Délicieux

Lettres à une Noire

La traite des Antillaises

Françoise Ega relate chaque jour  le  racisme et l’assujettissement brutal, souvent pervers,  que les bourgeoises citadines infligent aux jeunes femmes antillaises venues de leur plein gré en « métropole », y récurer les chiottes, la cuisine du sol au plafond, les escaliers surtout dans les coins, le linge intime de madame et de sa fille…  dans les années 60. Pour dépeindre cet angle mort de la France universaliste et républicaine, Françoise Ega a choisi de le vivre elle même, se faisant recruter comme domestique.  

La France des années 1960, c’est le temps du Bumidom. Le Bureau pour le développement des migrations dans les départements d’outre-mer. C’est un organisme créé par Michel Debré en 1963, en période de chômage lié à la crise de l’industrie sucrière aux Antilles, pour favoriser l’émigration des Afro-descendants des départements d’outre-mer vers la France, repeupler quelques départements de la France hexagonale, tout en éloignant une partie de la jeunesse alors sensible à l’expérience cubaine.

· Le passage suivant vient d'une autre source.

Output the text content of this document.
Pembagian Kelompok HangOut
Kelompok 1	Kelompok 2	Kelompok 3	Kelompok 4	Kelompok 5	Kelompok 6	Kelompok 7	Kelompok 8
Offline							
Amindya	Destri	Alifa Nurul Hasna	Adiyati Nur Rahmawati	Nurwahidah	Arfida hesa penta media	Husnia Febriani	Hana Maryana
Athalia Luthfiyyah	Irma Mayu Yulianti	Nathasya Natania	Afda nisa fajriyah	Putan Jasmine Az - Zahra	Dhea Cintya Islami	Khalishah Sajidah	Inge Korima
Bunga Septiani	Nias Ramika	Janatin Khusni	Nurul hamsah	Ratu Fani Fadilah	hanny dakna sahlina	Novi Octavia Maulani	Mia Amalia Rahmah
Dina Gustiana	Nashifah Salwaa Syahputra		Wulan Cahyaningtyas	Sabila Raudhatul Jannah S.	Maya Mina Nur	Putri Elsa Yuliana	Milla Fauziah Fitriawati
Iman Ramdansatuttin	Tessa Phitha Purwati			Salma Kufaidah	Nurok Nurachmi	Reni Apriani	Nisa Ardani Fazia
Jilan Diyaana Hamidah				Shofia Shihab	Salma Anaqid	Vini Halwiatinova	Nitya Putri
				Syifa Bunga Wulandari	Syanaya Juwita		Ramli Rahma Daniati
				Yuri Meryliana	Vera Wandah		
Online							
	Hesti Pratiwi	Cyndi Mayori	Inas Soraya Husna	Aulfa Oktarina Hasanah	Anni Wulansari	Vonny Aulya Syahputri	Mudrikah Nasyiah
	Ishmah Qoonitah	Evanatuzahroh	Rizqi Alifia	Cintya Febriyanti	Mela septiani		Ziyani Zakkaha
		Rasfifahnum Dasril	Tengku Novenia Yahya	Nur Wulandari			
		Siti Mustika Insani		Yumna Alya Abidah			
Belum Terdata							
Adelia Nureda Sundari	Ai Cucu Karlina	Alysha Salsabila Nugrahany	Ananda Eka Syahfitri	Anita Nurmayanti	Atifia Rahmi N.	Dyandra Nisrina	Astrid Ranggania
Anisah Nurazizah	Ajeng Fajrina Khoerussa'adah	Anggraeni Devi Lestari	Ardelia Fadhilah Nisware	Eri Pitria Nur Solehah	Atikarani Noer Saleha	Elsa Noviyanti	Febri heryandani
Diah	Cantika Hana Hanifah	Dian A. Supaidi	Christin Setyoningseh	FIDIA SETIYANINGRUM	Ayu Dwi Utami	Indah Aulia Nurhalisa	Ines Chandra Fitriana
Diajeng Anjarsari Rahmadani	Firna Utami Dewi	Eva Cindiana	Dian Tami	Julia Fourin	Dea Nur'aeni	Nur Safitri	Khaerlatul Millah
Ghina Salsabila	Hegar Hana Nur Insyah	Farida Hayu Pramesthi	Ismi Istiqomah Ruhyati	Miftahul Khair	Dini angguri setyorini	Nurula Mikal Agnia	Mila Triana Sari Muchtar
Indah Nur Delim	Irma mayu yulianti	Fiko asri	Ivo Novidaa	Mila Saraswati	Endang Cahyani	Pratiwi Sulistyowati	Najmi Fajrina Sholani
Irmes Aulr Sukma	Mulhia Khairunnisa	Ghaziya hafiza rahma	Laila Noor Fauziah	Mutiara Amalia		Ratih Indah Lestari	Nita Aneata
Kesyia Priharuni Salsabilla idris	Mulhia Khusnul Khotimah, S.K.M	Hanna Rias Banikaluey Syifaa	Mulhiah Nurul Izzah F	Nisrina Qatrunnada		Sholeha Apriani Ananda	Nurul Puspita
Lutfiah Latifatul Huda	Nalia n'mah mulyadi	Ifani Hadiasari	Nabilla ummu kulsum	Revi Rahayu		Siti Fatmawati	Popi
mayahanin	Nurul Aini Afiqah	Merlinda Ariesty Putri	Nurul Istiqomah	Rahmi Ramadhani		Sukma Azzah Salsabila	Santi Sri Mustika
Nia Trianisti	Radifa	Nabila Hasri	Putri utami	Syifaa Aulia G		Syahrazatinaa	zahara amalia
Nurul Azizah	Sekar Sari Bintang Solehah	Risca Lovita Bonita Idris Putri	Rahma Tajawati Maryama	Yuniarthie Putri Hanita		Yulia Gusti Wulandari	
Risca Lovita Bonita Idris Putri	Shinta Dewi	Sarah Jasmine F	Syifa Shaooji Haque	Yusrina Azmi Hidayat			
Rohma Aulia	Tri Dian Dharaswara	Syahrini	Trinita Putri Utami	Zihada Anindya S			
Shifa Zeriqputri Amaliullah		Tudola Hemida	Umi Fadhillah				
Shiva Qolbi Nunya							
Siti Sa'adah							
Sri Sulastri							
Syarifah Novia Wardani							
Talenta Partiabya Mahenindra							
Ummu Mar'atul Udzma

Françoise Ega vit à Marseille, chaque jour elle retrace son expérience dans un journal de désobéissance affective, physique, intellectuelle, qu’elle oppose aux « dames ». Cette indiscipline quotidienne est une leçon de refus de l’aliénation. Sous une écriture sobre, précise, ce journal est aujourd’hui réédité  et préfacé par la philosophe Elsa Dorlin, il prend une place surprenante parmi nos réflexions actuelles quand aux rapports de classe, de genre et de race.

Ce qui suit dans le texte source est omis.